ARAF 169-Derken, arkalarından Kitab'ı (Tevrat'ı) miras alan bozuk bir nesil bunların yerine geçti. Onlar şu alçak dünya malını alırlar, bir de: "Biz nasıl olsa bağışlanacağız!" derler. Karşı taraftan da kendilerine öyle bir şey gelse, onu da alırlar. Allah'a karşı yalnız hakkı söyleyeceklerine dair kendilerinden Kitapta söz alınmamış mıydı? Ve onun içindekileri ders edinmediler mi? Halbuki ahiret yurdu Allah'tan korkanlar için daha hayırlıdır; hala akıllanmayacak mısınız?
Toplumda kendi eserini başkalarının eserlerinden üstün tutan, git gide hakikat nuru olan vahyi eleştiren kitaplara rastlarız. Tevratın ve incilin nasıl bozulduğu ortadadır. Aslında tüm bunların kaynağı ayette belirtilen dünya malıdır. Toplumdan hakkı gizlemek, hakkın üstünü örtmek geçmişte yaşanan bir olgu olduğu gibi şimdi de karşımızda duran büyük bir dalâlet örneğidir. Toplumdaki insanlar bu eserlere o kadar minnet etmişlerdir ki, neredeyse vahyi inkar noktasına gelirler. Kur'an bir derstir. Ders edinilir. Teorikte kalmaz. Pratiğe aktarılmalıdır. Aktarılacak olanda şüphe olamaz. Allah insanları da hata yapabilen varlıklar olarak yaratmış ise bu düzenin altında tek bir amaç olabilir: maddi ve manevi menfaatler. Ne yapmak gerekir?

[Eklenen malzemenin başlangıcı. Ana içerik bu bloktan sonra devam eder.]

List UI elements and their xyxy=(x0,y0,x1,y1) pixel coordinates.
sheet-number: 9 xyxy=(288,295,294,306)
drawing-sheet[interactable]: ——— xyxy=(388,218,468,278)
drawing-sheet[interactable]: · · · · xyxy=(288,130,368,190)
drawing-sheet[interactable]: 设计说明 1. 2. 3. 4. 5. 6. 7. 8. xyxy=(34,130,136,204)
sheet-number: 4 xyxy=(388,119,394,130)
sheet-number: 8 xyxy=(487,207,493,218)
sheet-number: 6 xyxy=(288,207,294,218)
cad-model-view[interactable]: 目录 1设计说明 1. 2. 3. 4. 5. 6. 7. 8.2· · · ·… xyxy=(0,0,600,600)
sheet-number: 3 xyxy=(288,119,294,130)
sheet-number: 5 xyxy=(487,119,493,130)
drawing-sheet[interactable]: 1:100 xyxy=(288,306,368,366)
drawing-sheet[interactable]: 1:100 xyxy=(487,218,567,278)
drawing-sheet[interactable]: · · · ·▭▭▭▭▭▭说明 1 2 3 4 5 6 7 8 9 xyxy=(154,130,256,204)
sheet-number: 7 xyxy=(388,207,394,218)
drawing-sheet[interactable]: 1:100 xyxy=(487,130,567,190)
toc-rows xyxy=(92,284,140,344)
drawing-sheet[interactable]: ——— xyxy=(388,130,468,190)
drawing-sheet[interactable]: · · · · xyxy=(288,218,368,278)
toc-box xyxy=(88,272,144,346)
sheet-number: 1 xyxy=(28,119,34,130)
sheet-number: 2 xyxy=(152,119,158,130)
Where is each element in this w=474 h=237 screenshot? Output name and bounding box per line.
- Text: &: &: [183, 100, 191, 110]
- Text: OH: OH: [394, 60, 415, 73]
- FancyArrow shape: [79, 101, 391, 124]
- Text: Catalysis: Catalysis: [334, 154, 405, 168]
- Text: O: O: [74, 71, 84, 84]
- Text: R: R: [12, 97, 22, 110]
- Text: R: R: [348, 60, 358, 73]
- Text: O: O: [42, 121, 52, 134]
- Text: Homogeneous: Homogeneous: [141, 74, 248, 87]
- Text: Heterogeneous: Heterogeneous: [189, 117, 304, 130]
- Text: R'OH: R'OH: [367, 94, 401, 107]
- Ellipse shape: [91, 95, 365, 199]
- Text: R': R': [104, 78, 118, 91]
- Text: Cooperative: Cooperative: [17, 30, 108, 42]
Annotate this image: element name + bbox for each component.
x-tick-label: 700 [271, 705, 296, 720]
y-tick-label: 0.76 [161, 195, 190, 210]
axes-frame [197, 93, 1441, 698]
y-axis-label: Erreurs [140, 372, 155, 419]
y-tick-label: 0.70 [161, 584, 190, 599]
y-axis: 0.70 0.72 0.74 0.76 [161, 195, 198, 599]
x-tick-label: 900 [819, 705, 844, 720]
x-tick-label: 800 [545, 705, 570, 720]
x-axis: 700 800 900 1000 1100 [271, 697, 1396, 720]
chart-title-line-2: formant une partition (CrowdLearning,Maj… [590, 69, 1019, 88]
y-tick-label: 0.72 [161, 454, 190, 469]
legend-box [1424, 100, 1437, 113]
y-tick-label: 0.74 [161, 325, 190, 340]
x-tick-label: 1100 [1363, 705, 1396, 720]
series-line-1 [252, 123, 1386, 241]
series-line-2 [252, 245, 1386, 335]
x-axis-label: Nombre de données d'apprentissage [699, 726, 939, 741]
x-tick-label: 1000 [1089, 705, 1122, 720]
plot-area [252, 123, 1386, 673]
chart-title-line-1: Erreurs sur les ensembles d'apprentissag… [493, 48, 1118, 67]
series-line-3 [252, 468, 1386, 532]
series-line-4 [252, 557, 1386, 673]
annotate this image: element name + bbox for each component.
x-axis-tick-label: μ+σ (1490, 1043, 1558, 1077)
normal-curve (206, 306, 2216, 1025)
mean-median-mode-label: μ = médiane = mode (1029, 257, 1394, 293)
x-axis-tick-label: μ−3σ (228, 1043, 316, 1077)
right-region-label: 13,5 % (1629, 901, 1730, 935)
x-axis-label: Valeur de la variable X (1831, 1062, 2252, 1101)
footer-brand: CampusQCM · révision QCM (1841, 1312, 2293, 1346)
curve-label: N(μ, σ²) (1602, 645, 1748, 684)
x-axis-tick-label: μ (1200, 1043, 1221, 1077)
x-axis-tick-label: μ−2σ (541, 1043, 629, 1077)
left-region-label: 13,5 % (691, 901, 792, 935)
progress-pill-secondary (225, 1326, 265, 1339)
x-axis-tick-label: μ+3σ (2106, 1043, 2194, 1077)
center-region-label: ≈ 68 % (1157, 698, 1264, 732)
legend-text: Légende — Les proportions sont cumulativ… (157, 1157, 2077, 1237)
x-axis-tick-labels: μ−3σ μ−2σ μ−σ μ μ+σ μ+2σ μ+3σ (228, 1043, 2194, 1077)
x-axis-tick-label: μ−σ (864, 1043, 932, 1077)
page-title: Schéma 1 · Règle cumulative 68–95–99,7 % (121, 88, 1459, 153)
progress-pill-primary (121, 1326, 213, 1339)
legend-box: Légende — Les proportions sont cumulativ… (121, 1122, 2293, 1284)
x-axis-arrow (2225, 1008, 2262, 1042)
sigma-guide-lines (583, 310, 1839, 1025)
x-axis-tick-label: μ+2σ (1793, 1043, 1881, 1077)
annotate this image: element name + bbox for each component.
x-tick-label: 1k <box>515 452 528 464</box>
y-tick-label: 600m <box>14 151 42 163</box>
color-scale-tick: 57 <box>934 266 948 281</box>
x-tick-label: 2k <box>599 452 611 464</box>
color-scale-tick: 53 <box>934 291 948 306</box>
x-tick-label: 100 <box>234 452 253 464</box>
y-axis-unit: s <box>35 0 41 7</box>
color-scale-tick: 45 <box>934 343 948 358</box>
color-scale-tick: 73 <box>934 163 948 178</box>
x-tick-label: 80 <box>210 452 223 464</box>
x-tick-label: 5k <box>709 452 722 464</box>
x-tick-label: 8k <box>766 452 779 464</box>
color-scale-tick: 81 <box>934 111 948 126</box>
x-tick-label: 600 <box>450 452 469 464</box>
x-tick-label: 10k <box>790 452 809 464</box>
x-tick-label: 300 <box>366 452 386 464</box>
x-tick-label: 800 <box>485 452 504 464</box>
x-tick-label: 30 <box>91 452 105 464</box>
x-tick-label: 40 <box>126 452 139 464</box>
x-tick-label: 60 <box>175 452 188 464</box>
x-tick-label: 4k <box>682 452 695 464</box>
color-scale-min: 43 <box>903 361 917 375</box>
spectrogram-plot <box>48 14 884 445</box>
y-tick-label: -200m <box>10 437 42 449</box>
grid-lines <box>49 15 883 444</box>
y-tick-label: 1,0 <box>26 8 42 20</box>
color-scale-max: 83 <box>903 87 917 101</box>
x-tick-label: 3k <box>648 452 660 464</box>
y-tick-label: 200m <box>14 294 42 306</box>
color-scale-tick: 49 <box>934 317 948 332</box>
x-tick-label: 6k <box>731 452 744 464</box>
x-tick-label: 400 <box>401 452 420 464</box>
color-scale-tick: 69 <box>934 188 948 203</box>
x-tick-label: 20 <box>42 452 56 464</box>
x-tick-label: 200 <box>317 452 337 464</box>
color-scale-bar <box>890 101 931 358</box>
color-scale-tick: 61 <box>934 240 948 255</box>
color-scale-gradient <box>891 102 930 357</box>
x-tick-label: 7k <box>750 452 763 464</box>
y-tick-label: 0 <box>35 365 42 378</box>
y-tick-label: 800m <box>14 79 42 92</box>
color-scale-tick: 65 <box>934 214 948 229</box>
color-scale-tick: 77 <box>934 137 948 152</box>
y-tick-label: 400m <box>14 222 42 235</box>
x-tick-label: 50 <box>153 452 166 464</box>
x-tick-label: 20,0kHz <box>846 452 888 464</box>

ARAF 170-Kitab'a sarılan ve namazı kılan o ıslahatçı kimselerin mükafatını Biz hiçbir zaman zayi etmeyiz!
171-Hani bir zamanlar Biz o dağı bir gölgelik gibi tepelerine çekmiştik de üzerlerine düşüyor zannettikleri bir sırada demiştik ki: "Size verdiğimiz Kitabı sıkıca tutun ve içindekini hatırınızdan çıkarmayın, umulur ki korunursunuz!"
Hakkı batıldan ayrılmasını sağlayıcı, kainatın diliyle tüm kullara hitap eden vahyi sıkıca tutarak vahiyce duruşu son nefesimize kadar devam ettirme düsturu içinde yaşamalıyız. Dünyadaki ve ahiretteki iyilikler bu kulların üzerinedir.